Inicialmente, os governos modernos não se apresentaram como laicos, embora propusessem o reconhecimento de uma liberdade de culto para as religiões cristãs. A partir da revolução francesa, a ideia de laicidade ganhou espaço, mas ocorre que mesmo o racionalismo radical dos iluministas garantia uma via por meio da qual os valores cristãos poderiam ingressar legitimamente no jogo político: a noção de cultura. Como a maioria das populações da França e do Brasil é cristã, torna-se possível afirmar que os valores cristãos como valores culturais da nação, argumento que até hoje justifica a presença de símbolos religiosos em repartições públicas pretensamente laicas, como escolas e tribunais.

Na versão iluminista, os valores cristãos não eram tomados simplesmente como parte da cultura francesa (ou europeia), mas eram afirmados como valores racionalmente válidos e, portanto, naturais. Ao perceber a sua própria cultura como natural, os europeus puderam justificar "racionalmente" o projeto de expansão de seus domínios.

No plano nacional, o projeto modernizante exigia a construção de governos fundados na autonomia e na racionalidade dos súditos, mas essa autonomia e essa racionalidade só eram idealizações utilizadas somente no plano das populações europeias. Já no plano internacional, com relação a populações que não eram suficientemente esclarecidas, o modernizador era justamente o de levar os valores naturais (da cultura cristã) e o conhecimento objetivo (da ciência) para todos os cantos do planeta.

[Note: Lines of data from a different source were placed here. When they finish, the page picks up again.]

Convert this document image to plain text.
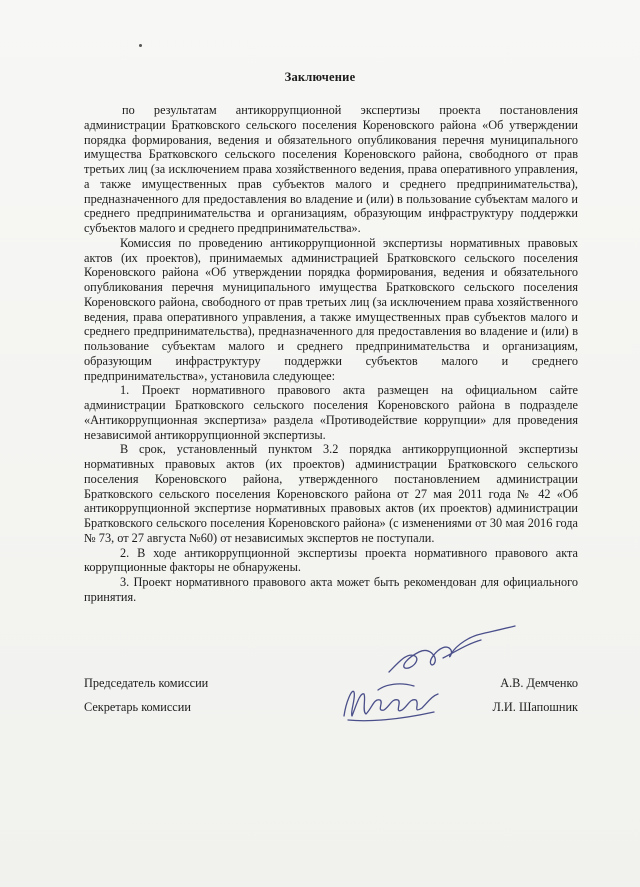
Заключение

по результатам антикоррупционной экспертизы проекта постановления администрации Братковского сельского поселения Кореновского района «Об утверждении порядка формирования, ведения и обязательного опубликования перечня муниципального имущества Братковского сельского поселения Кореновского района, свободного от прав третьих лиц (за исключением права хозяйственного ведения, права оперативного управления, а также имущественных прав субъектов малого и среднего предпринимательства), предназначенного для предоставления во владение и (или) в пользование субъектам малого и среднего предпринимательства и организациям, образующим инфраструктуру поддержки субъектов малого и среднего предпринимательства».

Комиссия по проведению антикоррупционной экспертизы нормативных правовых актов (их проектов), принимаемых администрацией Братковского сельского поселения Кореновского района «Об утверждении порядка формирования, ведения и обязательного опубликования перечня муниципального имущества Братковского сельского поселения Кореновского района, свободного от прав третьих лиц (за исключением права хозяйственного ведения, права оперативного управления, а также имущественных прав субъектов малого и среднего предпринимательства), предназначенного для предоставления во владение и (или) в пользование субъектам малого и среднего предпринимательства и организациям, образующим инфраструктуру поддержки субъектов малого и среднего предпринимательства», установила следующее:

1. Проект нормативного правового акта размещен на официальном сайте администрации Братковского сельского поселения Кореновского района в подразделе «Антикоррупционная экспертиза» раздела «Противодействие коррупции» для проведения независимой антикоррупционной экспертизы.

В срок, установленный пунктом 3.2 порядка антикоррупционной экспертизы нормативных правовых актов (их проектов) администрации Братковского сельского поселения Кореновского района, утвержденного постановлением администрации Братковского сельского поселения Кореновского района от 27 мая 2011 года № 42 «Об антикоррупционной экспертизе нормативных правовых актов (их проектов) администрации Братковского сельского поселения Кореновского района» (с изменениями от 30 мая 2016 года № 73, от 27 августа №60) от независимых экспертов не поступали.

2. В ходе антикоррупционной экспертизы проекта нормативного правового акта коррупционные факторы не обнаружены.

3. Проект нормативного правового акта может быть рекомендован для официального принятия.

Председатель комиссии	А.В. Демченко
Секретарь комиссии	Л.И. Шапошник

Era preciso suplantar as obscurantistas culturas locais e os vínculos de poder tradicionais, com o objetivo de trazer todas essas culturas para o campo da Cultura, e a violência era um meio plenamente legítimo para promover essa purificação cultural. Esse projeto aportou no Brasil juntamente com a colonização portuguesa, justificada em termos da superioridade europeia, que não era somente bélica, mas também cultural e moral. Por isso, devemos reconhecer que a colonização não era um desvio do projeto de modernização, mas era o próprio projeto internacional da modernidade europeia.

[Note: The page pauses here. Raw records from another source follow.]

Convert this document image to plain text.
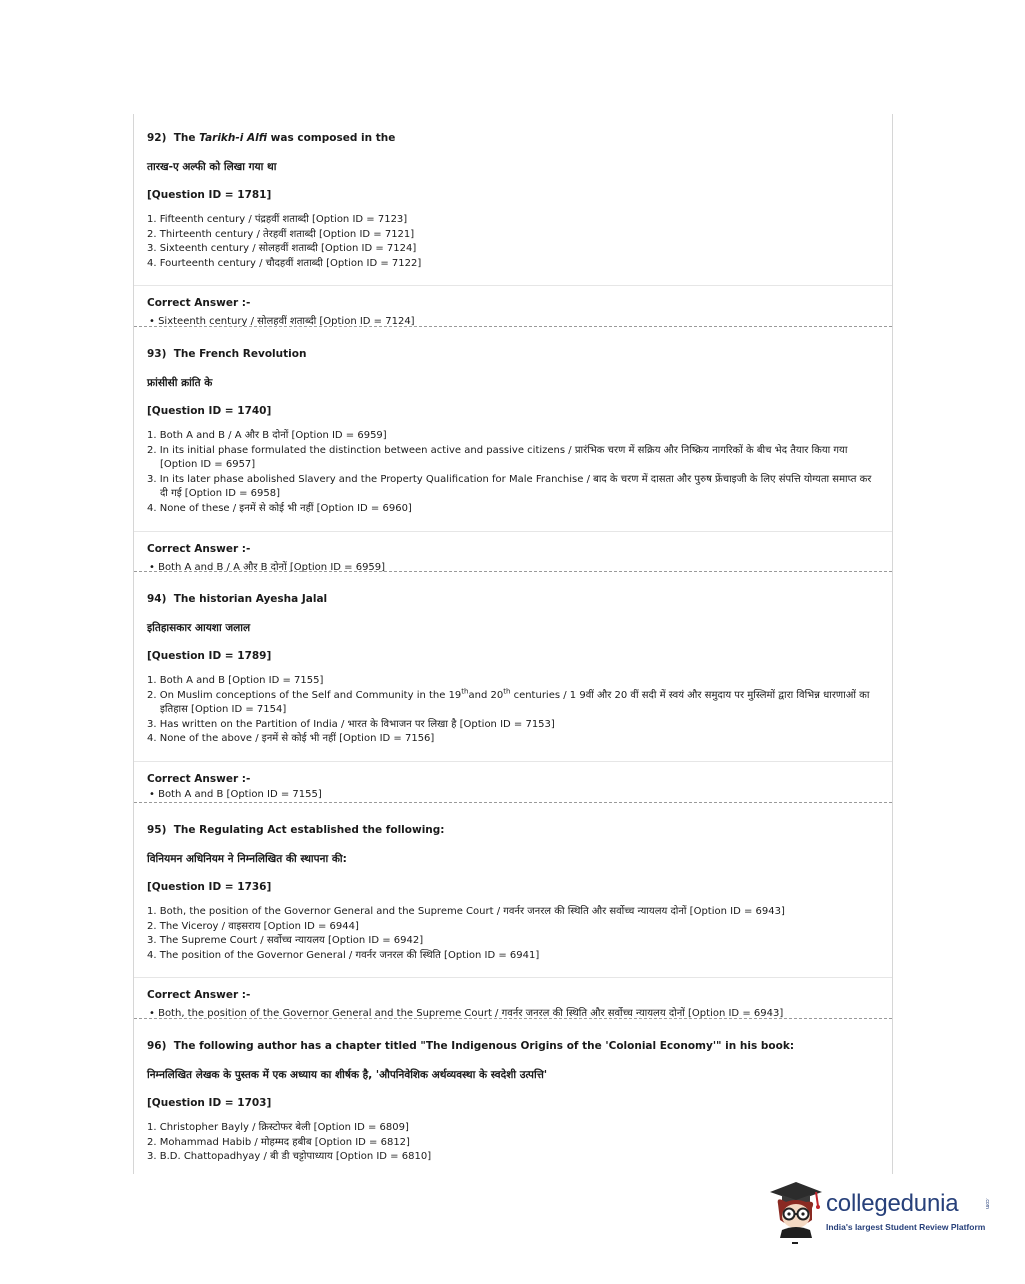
92) The Tarikh-i Alfi was composed in the
तारख-ए अल्फी को लिखा गया था
[Question ID = 1781]
1. Fifteenth century / पंद्रहवीं शताब्दी [Option ID = 7123]
2. Thirteenth century / तेरहवीं शताब्दी [Option ID = 7121]
3. Sixteenth century / सोलहवीं शताब्दी [Option ID = 7124]
4. Fourteenth century / चौदहवीं शताब्दी [Option ID = 7122]
Correct Answer :-
• Sixteenth century / सोलहवीं शताब्दी [Option ID = 7124]
93) The French Revolution
फ्रांसीसी क्रांति के
[Question ID = 1740]
1. Both A and B / A और B दोनों [Option ID = 6959]
2. In its initial phase formulated the distinction between active and passive citizens / प्रारंभिक चरण में सक्रिय और निष्क्रिय नागरिकों के बीच भेद तैयार किया गया [Option ID = 6957]
3. In its later phase abolished Slavery and the Property Qualification for Male Franchise / बाद के चरण में दासता और पुरुष फ्रेंचाइजी के लिए संपत्ति योग्यता समाप्त कर दी गई [Option ID = 6958]
4. None of these / इनमें से कोई भी नहीं [Option ID = 6960]
Correct Answer :-
• Both A and B / A और B दोनों [Option ID = 6959]
94) The historian Ayesha Jalal
इतिहासकार आयशा जलाल
[Question ID = 1789]
1. Both A and B [Option ID = 7155]
2. On Muslim conceptions of the Self and Community in the 19thand 20th centuries / 1 9वीं और 20 वीं सदी में स्वयं और समुदाय पर मुस्लिमों द्वारा विभिन्न धारणाओं का इतिहास [Option ID = 7154]
3. Has written on the Partition of India / भारत के विभाजन पर लिखा है [Option ID = 7153]
4. None of the above / इनमें से कोई भी नहीं [Option ID = 7156]
Correct Answer :-
• Both A and B [Option ID = 7155]
95) The Regulating Act established the following:
विनियमन अधिनियम ने निम्नलिखित की स्थापना की:
[Question ID = 1736]
1. Both, the position of the Governor General and the Supreme Court / गवर्नर जनरल की स्थिति और सर्वोच्च न्यायलय दोनों [Option ID = 6943]
2. The Viceroy / वाइसराय [Option ID = 6944]
3. The Supreme Court / सर्वोच्च न्यायलय [Option ID = 6942]
4. The position of the Governor General / गवर्नर जनरल की स्थिति [Option ID = 6941]
Correct Answer :-
• Both, the position of the Governor General and the Supreme Court / गवर्नर जनरल की स्थिति और सर्वोच्च न्यायलय दोनों [Option ID = 6943]
96) The following author has a chapter titled "The Indigenous Origins of the 'Colonial Economy'" in his book:
निम्नलिखित लेखक के पुस्तक में एक अध्याय का शीर्षक है, 'औपनिवेशिक अर्थव्यवस्था के स्वदेशी उत्पत्ति'
[Question ID = 1703]
1. Christopher Bayly / क्रिस्टोफर बेली [Option ID = 6809]
2. Mohammad Habib / मोहम्मद हबीब [Option ID = 6812]
3. B.D. Chattopadhyay / बी डी चट्टोपाध्याय [Option ID = 6810]
collegedunia	.com
India's largest Student Review Platform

4. Os híbridos da modernidade: "e se jamais tivermos sido modernos?"

Modernidade é uma categoria que designa com precisão certos discursos legitimadores (racionalizantes, individualistas, antitradicionais), mas que é muito problemática quando se trata de descrever organizações políticas concretas, porque elas nunca se organizaram na prática conforme os ideais explícitos da modernidade. A racionalização sempre foi imperfeita, com o constante contrabando de valores culturais para o conjunto dos valores naturais. A noção de povo mescla o individualismo contratualista com antigas noções coletivistas de pertinência ao grupo. Parte das tradições foi reformada, mas outra parte foi convertida em lei, pois uma certa unidade cultural sempre foi um elemento importante de estabilização política.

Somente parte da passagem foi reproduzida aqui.